Des repas froids à midi 

"Les familles vont donc devoir préparer des pique-niques deux fois par semaine voire davantage s'il y a des fratries en maternelle et en élémentaire", constate Yves Jouanard, directeur de l'école Achard (286 élèves) située en zone d'éducation prioritaire dans le quartier de Bordeaux Bacalan. "Était-ce la bonne solution ? s'interroge ce directeur qui s'inquiète notamment des oublis. "Les enfants vont devoir arriver avec leur pique-nique dans le cartable un jour sur deux. C'est une contrainte supplémentaire pour les enseignants qui devront contrôler et appeler les parents en cas d'oubli. On a toujours du pain et des fruits en stock, mais cela ne fait pas un repas".

Par ailleurs, "des pique-niques en plein hiver avec des températures assez froides, ça tombe mal". Le directeur regrette que le repas soit "froid en pleine période hivernale""Nous n'avons pas de quoi faire réchauffer le repas ni assurer la chaîne du froid pour les aliments. Et pour les familles défavorisées qui payent moins de 50 centimes le repas à la cantine, ce sera un coût supplémentaire. Comment vont-elles faire un pique-nique équilibré à ce prix ? Il y aura forcément des différences entre les pique-niques des enfants, on le constate déjà lors de sorties annuelles", déplore Yves Jouanard. "Cela fait un cumul de beaucoup de choses !"

Le directeur de l'école Achard, qui a été prévenu par des parents d'élèves mais pas encore officiellement par la mairie, espère recevoir rapidement des affiches pour informer l'ensemble des familles, "il faudra aussi distribuer des mots dans les cahiers de liaison".

"Pour le moment, avec tous ces embêtements qui se cumulent depuis ces derniers mois, je suis étonné que les parents gardent leur calme.

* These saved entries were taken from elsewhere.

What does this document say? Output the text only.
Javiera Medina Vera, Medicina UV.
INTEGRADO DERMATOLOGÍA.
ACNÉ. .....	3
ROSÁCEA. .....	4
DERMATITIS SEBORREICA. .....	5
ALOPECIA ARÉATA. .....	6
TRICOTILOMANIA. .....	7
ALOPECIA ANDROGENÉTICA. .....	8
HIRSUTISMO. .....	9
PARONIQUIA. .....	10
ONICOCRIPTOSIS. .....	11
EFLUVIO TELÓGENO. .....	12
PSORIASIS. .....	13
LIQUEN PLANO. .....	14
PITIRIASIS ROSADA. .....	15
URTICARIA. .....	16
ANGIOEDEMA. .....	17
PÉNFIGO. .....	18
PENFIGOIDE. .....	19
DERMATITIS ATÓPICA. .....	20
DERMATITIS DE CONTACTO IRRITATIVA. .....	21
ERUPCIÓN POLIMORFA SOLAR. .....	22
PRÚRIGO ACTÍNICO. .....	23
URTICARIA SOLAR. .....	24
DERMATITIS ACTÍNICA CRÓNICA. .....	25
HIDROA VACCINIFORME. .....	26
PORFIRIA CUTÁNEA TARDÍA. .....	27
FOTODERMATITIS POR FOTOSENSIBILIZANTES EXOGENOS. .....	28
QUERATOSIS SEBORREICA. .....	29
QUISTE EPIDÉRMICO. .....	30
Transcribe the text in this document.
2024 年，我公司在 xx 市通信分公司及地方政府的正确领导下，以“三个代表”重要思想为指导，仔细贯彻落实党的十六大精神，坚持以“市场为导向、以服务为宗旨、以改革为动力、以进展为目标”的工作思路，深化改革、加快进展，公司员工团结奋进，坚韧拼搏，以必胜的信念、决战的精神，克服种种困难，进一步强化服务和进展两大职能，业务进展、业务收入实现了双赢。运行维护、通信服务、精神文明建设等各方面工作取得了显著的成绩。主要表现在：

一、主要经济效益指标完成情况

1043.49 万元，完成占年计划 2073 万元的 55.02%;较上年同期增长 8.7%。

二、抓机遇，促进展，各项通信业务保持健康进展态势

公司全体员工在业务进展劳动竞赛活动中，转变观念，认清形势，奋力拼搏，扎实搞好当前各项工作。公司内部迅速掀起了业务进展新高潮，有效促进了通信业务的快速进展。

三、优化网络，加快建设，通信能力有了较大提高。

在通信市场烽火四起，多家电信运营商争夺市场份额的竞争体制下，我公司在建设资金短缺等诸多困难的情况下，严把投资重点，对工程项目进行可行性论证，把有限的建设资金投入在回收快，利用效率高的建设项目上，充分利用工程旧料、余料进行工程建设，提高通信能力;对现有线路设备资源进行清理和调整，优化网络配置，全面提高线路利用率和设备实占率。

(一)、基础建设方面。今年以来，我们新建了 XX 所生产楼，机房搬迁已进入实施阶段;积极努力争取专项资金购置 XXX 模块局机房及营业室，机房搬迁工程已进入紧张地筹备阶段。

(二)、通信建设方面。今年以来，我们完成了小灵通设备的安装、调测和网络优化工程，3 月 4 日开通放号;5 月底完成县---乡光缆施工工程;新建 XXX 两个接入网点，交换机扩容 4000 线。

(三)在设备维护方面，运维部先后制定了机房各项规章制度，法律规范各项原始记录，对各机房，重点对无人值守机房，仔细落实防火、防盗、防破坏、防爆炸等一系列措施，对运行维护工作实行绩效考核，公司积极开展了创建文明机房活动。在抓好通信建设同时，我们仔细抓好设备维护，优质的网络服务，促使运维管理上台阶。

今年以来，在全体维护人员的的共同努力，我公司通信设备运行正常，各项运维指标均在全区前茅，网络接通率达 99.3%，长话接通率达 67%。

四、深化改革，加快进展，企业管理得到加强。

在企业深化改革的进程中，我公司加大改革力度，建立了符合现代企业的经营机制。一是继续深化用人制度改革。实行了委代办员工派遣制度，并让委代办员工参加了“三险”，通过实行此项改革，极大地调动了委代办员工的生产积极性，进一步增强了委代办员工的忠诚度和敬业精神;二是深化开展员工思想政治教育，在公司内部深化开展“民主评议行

Ils ne nous font pas payer la situation à nous enseignants."

"Injuste pour les enfants"

"Paquet de chips, soda et gâteaux pour le déjeuner", se résignent déjà certains parents d'élèves qui devront faire preuve d'imagination pour équilibrer et varier les pique-niques durant trois semaines.

"Cette nouvelle contrainte est assez injuste pour les enfants", regrette une maman " Ce sont eux qui subissent encore une fois la situation de l'épidémie de Covid en plus d'un protocole sanitaire très lourd dans les écoles". Cette parent d'élève dont l'enfant est en maternelle, estime elle aussi que cela va générer "des injustices et des disparités entre les enfants qui n'auront pas la même chose à manger. La cantine est un moment important pour eux".

En zone d'éducation prioritaire en particulier, certains enfants n'ont qu'un seul repas chaud et équilibré par jour, et c'est celui de la cantine scolaire à un tarif très bas.

La Ville de Bordeaux assure que les enfants pourront manger leurs pique-niques dans les salles habituelles de restauration. "Il y aura moins d'agents pour les encadrer que d'habitude, mais la sécurité sera assurée", précise Sylvie Schmitt.

En temps normal, il y a une ATSEM par table pour encadrer les repas des élèves de maternelle.

Les repas des écoliers bordelais sont préparés par la cuisine centrale du SIVU de Bordeaux-Mérignac qui n'est pas touchée par un fort taux d'absentéisme.

La ville de Mérignac, quant à elle, "arrive toujours à fournir un repas chaud aux écoles primaires. Elle a organisé une bourse à l'emploi parmi ses agents de manière à pouvoir compenser les absences liées au Covid et assurer le services des repas", selon le service communication.